CAMDEN — Maine’s Dept. of Agriculture, Conservation and Forestry will celebrate the state’s annual Arbor Day at the Camden Amphitheater on May 20, and during the ceremony, Camden resident Nancy Caudle-Johnson will recognize several Camden citizens representative of the town’s own tree stewardship efforts.
Camden will host the celebration and Tree City USA awards, as Camden celebrates its 25th Arbor Day and enters its 25th year as a Tree City USA.
The festivities will take place at the Camden Amphitheater Monday, May 20, beginning at 1 p.m.
The amphitheater is a National Historic Landmark. In case of rain, the ceremony will take place inside the Camden Public Library.
Project Canopy Director Jan Ames Santerre will present the Tree City USA awards to Maine’s 18 qualifying municipalities. Gov. Janet Mills has been invited to present this year’s Frank Knight Excellence in Community Forestry Award, as well.
May 20 is Camden’s official Arbor Day, proclaimed by the Camden Select Board.
“I’m delight that Project Canopy chose Camden for this year’s celebration,” said Caudle-Johnson, in a news release. “The beautiful Camden Amphitheater, with its wonderful trees, is the perfect location and we are grateful to the Camden Public Library for offering it. It presents a unique opportunity to share our treasured trees capes with people from across Maine.”
In recognition of the event, Maine is donating a tree to Camden, a Prairie Dream paper birch to be planted in the amphitheater. Treekeepers LLC, of Camden, is donating the planting.
Following the program, Library Parks Director Dave Jackson and Arborist Douglas Johnson will lead a guided tour of the library parks, pointing out historic details and unique trees,
The terraced amphitheater was designed by landscape architect Fletcher Steele, while the adjacent Harbor Park and Camden Library grounds were designed by Olmsted Brothers.
Camden benefactor Mary Lousie Curtis Zimbalist Bok purchased the properties, hired the architects, and gifted the work to the town.
The landscapes were constructed in the 1930s with local labor and planted with full-grown trees transported from the local countryside by ox cart.
Timing of Arbor Day varies across the world, according to the planting season.
Maine’s official Arbore Week is celebrated the third full week in May. During the same week, Maine communities that qualify for Tree City USA hold Arbor Day celebrations.
Tree City USA flags will fly over the Camden town office, on the Village Free, and in Harbor Park from May 19–26, in recognition of Maine’s Arbor Week. Tree City USA signs are posted on Route 1 at the north and south entries to the Village, and a walnut plaque in the town office displays each year’s award.
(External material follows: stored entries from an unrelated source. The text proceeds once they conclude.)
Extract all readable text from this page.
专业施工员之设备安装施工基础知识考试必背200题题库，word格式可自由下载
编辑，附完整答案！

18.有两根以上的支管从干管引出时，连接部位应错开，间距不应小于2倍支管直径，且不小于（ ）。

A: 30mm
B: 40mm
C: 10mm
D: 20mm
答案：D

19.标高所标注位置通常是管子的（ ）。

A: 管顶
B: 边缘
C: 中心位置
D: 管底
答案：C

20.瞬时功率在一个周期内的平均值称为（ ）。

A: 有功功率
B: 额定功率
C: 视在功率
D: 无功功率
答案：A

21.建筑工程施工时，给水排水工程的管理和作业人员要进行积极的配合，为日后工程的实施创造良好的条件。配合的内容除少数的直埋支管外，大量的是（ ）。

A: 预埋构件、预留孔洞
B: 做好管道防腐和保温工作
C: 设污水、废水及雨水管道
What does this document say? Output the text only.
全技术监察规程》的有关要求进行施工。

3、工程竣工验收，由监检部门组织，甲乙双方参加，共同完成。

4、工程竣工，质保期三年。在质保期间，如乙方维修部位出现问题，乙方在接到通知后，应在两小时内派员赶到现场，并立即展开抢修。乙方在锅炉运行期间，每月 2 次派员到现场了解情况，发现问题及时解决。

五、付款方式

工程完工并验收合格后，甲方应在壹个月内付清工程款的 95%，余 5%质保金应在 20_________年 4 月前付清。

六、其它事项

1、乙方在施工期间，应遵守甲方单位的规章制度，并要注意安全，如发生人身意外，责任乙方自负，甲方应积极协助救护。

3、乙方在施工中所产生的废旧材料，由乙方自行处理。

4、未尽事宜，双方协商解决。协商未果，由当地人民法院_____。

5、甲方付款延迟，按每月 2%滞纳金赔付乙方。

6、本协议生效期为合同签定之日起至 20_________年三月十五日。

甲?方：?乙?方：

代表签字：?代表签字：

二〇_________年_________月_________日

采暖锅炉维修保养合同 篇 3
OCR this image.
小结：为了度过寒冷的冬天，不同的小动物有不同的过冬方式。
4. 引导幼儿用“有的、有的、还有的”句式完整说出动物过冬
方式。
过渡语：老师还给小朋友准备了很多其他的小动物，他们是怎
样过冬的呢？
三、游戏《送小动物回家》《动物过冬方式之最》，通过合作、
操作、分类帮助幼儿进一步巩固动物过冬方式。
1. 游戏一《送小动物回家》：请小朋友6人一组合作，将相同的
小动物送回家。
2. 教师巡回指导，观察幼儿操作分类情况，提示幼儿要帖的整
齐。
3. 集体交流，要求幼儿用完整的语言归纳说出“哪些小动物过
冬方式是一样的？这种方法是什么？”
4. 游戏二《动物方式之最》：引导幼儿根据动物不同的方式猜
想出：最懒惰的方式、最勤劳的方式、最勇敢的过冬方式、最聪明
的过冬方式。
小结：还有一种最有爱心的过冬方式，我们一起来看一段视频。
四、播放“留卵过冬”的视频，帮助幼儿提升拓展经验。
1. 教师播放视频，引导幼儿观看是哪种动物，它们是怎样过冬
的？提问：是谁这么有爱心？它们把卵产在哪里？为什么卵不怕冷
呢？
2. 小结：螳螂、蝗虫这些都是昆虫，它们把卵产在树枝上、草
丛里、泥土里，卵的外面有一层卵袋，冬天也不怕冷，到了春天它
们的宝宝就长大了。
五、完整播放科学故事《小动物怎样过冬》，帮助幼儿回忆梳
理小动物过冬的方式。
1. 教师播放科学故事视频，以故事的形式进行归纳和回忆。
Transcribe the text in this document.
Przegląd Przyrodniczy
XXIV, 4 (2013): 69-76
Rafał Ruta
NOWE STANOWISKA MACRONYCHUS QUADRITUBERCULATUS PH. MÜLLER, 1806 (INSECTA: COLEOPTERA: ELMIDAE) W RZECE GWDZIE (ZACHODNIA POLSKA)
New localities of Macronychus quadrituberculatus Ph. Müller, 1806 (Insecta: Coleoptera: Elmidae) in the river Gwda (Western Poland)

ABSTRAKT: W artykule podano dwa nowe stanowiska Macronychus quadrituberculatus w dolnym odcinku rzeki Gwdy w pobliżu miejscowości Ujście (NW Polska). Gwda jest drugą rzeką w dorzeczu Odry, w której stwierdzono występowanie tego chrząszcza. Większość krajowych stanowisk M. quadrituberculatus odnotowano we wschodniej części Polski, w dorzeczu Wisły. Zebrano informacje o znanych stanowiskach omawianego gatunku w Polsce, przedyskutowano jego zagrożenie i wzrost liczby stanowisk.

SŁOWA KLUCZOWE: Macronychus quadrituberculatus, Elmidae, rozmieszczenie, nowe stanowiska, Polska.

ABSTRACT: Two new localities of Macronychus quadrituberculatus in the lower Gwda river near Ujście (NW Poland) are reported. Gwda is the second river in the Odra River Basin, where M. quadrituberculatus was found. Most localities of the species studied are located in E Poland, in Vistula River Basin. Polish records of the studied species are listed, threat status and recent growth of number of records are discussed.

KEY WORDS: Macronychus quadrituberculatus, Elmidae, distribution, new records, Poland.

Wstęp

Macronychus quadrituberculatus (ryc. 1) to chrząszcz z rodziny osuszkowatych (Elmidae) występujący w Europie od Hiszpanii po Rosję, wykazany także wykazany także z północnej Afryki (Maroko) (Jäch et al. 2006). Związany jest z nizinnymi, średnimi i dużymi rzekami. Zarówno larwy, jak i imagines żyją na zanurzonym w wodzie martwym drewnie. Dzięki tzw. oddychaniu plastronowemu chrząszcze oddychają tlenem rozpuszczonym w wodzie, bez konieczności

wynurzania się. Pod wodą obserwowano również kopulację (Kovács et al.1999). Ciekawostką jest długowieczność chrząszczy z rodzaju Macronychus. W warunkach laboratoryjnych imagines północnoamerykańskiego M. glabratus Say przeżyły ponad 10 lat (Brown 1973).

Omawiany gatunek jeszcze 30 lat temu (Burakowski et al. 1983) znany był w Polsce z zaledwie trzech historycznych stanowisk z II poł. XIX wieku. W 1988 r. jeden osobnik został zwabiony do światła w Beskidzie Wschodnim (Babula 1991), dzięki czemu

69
Tree City USA program was established by the Arbor Day Foundation in 1976, and is administered in cooperation with Maine’s Project Canopy.
To qualify, a municipality must adopt a tree ordinance, establish a tree board, expend at least two dollars per capita on its tree program, and proclaim and celebrate Arbor Day. Annual recertification is required.
The Camden Conservation Commission serves as Camden’s Tree Board.
Nancy Caudle-Johnson initiated Camden’s Tree City USA program in 1994 at the suggestion of David Spicer, then director of the state’s Community Forestry Program, since branded Project Canopy.
She, with her husband, Doug Johnson, has organized the Arbor Day programs and prepared the Tree City recertifications since 1995.
In May 1995, Camden celebrated its first official Arbor Day, marked by the planting of two Gallery pears on Washington Street, opposite the town office, the first of approximately 240 street trees financed by a grant from MBNA bank and planted through the Village.
Participating then were David Spicer, Camden Garden Club members Elinor Klivans and Beedy Parker, Camden Conservation Commission members Doug Johnson, Karin Rector and Bart Wood, then Camden’s Tree Warden, as well as Caudle-Johnson.
In 1996, Camden was name a Tree City USA for 1995, becoming the eight Maine municipality to qualify, and Camden’s Arbor Day was celebrated at the Camden Amphitheater where Camden resident and naturalist Beedy Parker was honored for her decades of advocating for street trees in Camden, including replanting disease-resistant American Elms.